(no title)
tullianus | 1 year ago
No way does this replicate.
* Calling p = 0.062 "marginally significant" (Study 1, child perceivers, adult targets) rings my alarm bells.
* The adult photos used (for studies 1/2/4B) are headshots from an Israeli casting agency. Are there any stage names in use? The child photos are all twins from a twin study the same lab was running. Those seem like, uh, different datasets, with no attempt to control for differences between them. What are the results if you use child actor headshots. What are the results if you use random adult twins. Come on now.
* Any control for real correlations between name and visible features like race or class? The false names in the multiple-choice question were taken at random from the set of names in the dataset. The mean accuracy (for photos of adults) was like 30% - was that more or less even across photos? Or is the average dragged up by a few photos? Imagine an American context: how much of this result is from people correctly identifying the black guy as Darius or Hakeem (or from correctly identifying that the white guy ISN'T Darius or Hakeem)? If you can eliminate one option from a 4-choice question, then your odds are 33%, not 25%.
* The way the results are interpreted (people change their appearance in adulthood in a way that makes them look more like their name) depends entirely on the "we aged up these photos of children using a GAN" experiment, which seems extremely shaky. Also be serious here: do they really think people named Ariel have more lion-y haircuts on average in a way that people subconsciously pick up on? That people named David are gonna look more kingly? Not to shit on their proposed mechanism too much, but get real.

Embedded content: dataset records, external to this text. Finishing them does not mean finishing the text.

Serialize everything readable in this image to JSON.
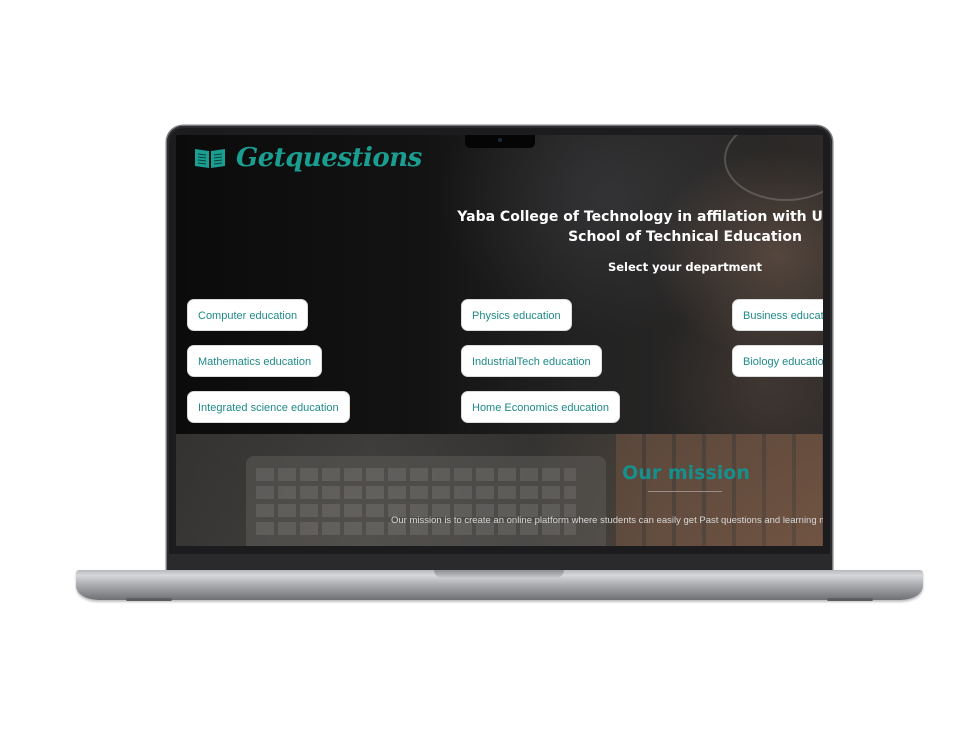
{
  "brand": {
    "name": "Getquestions",
    "color": "#1a9e91"
  },
  "hero": {
    "title_line1": "Yaba College of Technology in affilation with University of",
    "title_line2": "School of Technical Education",
    "select_label": "Select your department"
  },
  "departments": [
    "Computer education",
    "Physics education",
    "Business education",
    "Mathematics education",
    "IndustrialTech education",
    "Biology education",
    "Integrated science education",
    "Home Economics education"
  ],
  "mission": {
    "title": "Our mission",
    "text": "Our mission is to create an online platform where students can easily get Past questions and learning materials"
  },
  "colors": {
    "accent": "#1f8a88",
    "button_bg": "#ffffff"
  }
}
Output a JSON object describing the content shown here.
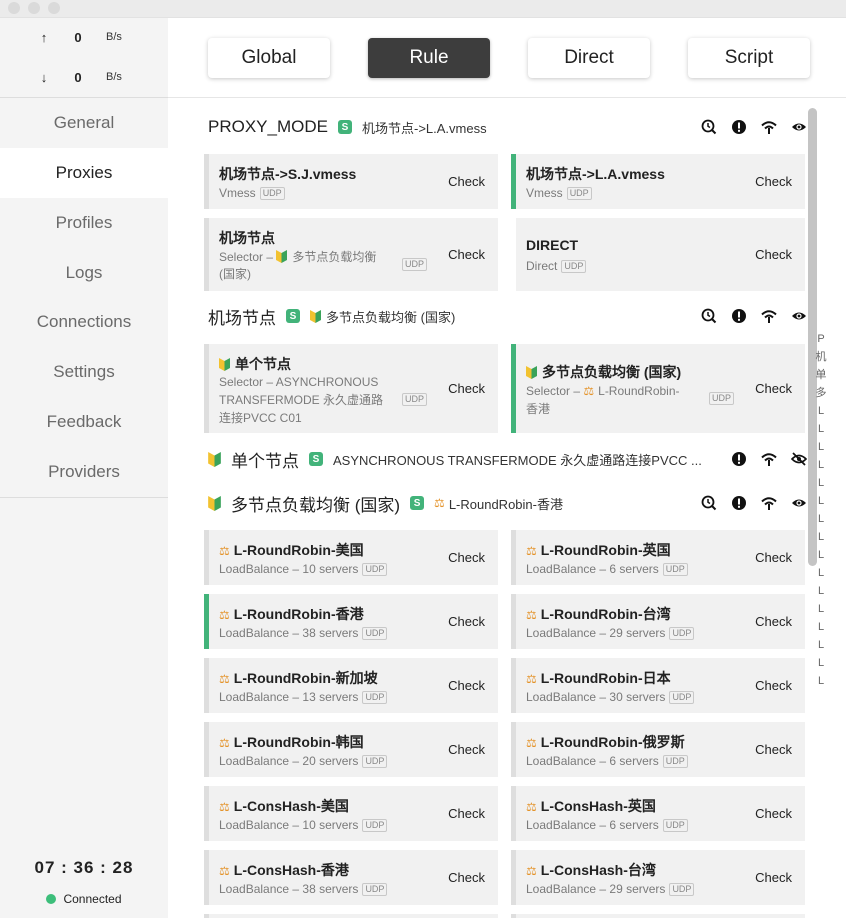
{
  "traffic": {
    "up_arrow": "↑",
    "up_value": "0",
    "up_unit": "B/s",
    "down_arrow": "↓",
    "down_value": "0",
    "down_unit": "B/s"
  },
  "nav": [
    "General",
    "Proxies",
    "Profiles",
    "Logs",
    "Connections",
    "Settings",
    "Feedback",
    "Providers"
  ],
  "active_nav": "Proxies",
  "clock": "07 : 36 : 28",
  "status": "Connected",
  "modes": [
    "Global",
    "Rule",
    "Direct",
    "Script"
  ],
  "active_mode": "Rule",
  "badge": "S",
  "check_label": "Check",
  "udp_label": "UDP",
  "groups": [
    {
      "name": "PROXY_MODE",
      "now": "机场节点->L.A.vmess"
    },
    {
      "name": "机场节点",
      "now": "多节点负载均衡 (国家)"
    },
    {
      "name": "单个节点",
      "now": "ASYNCHRONOUS TRANSFERMODE 永久虚通路连接PVCC ..."
    },
    {
      "name": "多节点负载均衡 (国家)",
      "now": "L-RoundRobin-香港"
    }
  ],
  "proxy_mode_cards": [
    {
      "name": "机场节点->S.J.vmess",
      "type": "Vmess"
    },
    {
      "name": "机场节点->L.A.vmess",
      "type": "Vmess"
    },
    {
      "name": "机场节点",
      "type_line1": "Selector – ",
      "type_now": "多节点负载均衡",
      "type_line2": "(国家)"
    },
    {
      "name": "DIRECT",
      "type": "Direct"
    }
  ],
  "airport_cards": [
    {
      "name": "单个节点",
      "type_line1": "Selector – ASYNCHRONOUS",
      "type_line2": "TRANSFERMODE 永久虚通路",
      "type_line3": "连接PVCC C01"
    },
    {
      "name": "多节点负载均衡 (国家)",
      "type_line1": "Selector – ",
      "type_now": "L-RoundRobin-",
      "type_line2": "香港"
    }
  ],
  "lb_cards": [
    {
      "name": "L-RoundRobin-美国",
      "type": "LoadBalance – 10 servers"
    },
    {
      "name": "L-RoundRobin-英国",
      "type": "LoadBalance – 6 servers"
    },
    {
      "name": "L-RoundRobin-香港",
      "type": "LoadBalance – 38 servers"
    },
    {
      "name": "L-RoundRobin-台湾",
      "type": "LoadBalance – 29 servers"
    },
    {
      "name": "L-RoundRobin-新加坡",
      "type": "LoadBalance – 13 servers"
    },
    {
      "name": "L-RoundRobin-日本",
      "type": "LoadBalance – 30 servers"
    },
    {
      "name": "L-RoundRobin-韩国",
      "type": "LoadBalance – 20 servers"
    },
    {
      "name": "L-RoundRobin-俄罗斯",
      "type": "LoadBalance – 6 servers"
    },
    {
      "name": "L-ConsHash-美国",
      "type": "LoadBalance – 10 servers"
    },
    {
      "name": "L-ConsHash-英国",
      "type": "LoadBalance – 6 servers"
    },
    {
      "name": "L-ConsHash-香港",
      "type": "LoadBalance – 38 servers"
    },
    {
      "name": "L-ConsHash-台湾",
      "type": "LoadBalance – 29 servers"
    }
  ],
  "right_index": [
    "P",
    "机",
    "单",
    "多",
    "L",
    "L",
    "L",
    "L",
    "L",
    "L",
    "L",
    "L",
    "L",
    "L",
    "L",
    "L",
    "L",
    "L",
    "L",
    "L"
  ],
  "colors": {
    "accent": "#42b37a",
    "mode_active": "#3d3d3d",
    "lb_icon": "#e4932a"
  }
}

* They preregistered that they were going to look at the differences between men and women, between children and adults, between people who went to religious schools and people who didn't, and between people who knew an example of most of the names used and people who didn't, AND between participants' scores using names they were familiar with vs names they weren't. Lotta comparisons there; I hope they did a Bonferroni correction on the reported p-values.
tullianus|1 year ago
danielvf|1 year ago
And there's only 16 adult faces used. If even one of these had a skewed name, that would be a bigger effect size than the entire experiment.